3 2 - LES APPROCHES NON ECONOMIQUES DES ORGANISATIONS Les approches non économiques des organisations regroupent des théories très disparates qui ont été élaborées par des auteurs dont les démarches et les objectifs étaient très différents. Il serait vain de chercher une quelconque unité aux présentations qui vont suivre et qui se rattachent à des domaines aussi divers que la sociologie, la psychologie des individus et des groupes, ou la théorie de la décision. Certains courants de recherche adoptent un objectif purement normatif en tentant de définir l'organisation idéale, d'autres ont une optique résolument positive en tentant d'expliquer et de comprendre le fonctionnement des organisations.

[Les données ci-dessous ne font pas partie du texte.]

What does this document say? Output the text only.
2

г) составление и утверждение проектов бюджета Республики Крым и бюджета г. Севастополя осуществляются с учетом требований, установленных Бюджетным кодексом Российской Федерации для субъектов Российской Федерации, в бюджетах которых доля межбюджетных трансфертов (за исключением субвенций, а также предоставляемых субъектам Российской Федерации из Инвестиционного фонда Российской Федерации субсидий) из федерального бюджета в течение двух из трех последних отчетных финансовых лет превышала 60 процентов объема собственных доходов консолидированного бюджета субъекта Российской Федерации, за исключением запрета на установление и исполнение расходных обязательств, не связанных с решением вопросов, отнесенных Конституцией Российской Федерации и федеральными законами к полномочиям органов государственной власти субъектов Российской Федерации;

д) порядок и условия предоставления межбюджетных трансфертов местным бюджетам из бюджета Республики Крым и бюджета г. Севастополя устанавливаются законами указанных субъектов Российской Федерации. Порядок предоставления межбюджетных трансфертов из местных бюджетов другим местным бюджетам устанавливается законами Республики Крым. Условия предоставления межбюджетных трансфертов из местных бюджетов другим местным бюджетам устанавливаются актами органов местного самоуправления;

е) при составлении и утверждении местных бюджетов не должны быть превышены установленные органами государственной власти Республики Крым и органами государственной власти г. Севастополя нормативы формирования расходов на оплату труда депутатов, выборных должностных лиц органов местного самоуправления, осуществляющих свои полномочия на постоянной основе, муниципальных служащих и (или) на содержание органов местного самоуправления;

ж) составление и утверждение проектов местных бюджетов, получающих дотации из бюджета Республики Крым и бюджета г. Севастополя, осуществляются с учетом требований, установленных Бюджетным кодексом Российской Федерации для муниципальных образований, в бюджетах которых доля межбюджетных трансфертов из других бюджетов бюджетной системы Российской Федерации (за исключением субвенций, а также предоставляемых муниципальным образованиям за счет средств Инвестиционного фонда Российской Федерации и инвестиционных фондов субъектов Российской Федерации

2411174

Les champs d'étude sont également très divers, allant de l'entreprise industrielle ou de la bureaucratie étatique à des vues beaucoup plus globalisantes des organisations. Une distinction est parfois faite entre une tradition américaine qui serait plus individualiste et intéressée par le consensus et une tradition européenne plus préoccupée des phénomènes de structures, des relations de pouvoir et des conflits. Enfin, on rencontrera également des options méthodologiques radicalement différentes entre les optiques individualistes qui considèrent que les organisations n'ont pas d'existence propre, et les approches holistiques qui réifient la notion d'organisation. Seules seront exposées les approches qui se rattachent au modèle rationnel; elles regroupent la théorie du management scientifique et la théorie administrative, l'école des relations humaines, l'école fonctionnaliste et la théorie contingente. Elles partagent un point commun, à savoir qu'elles s'appuient toutes sur un modèle de rationalité qui suppose que les organisations ou les individus qui les composent sont motivés par la recherche d'objectifs. On assiste actuellement à l'émergence de nouveaux courants de recherche qui rejettent cette hypothèse de rationalité [cf. KOENIG(1)].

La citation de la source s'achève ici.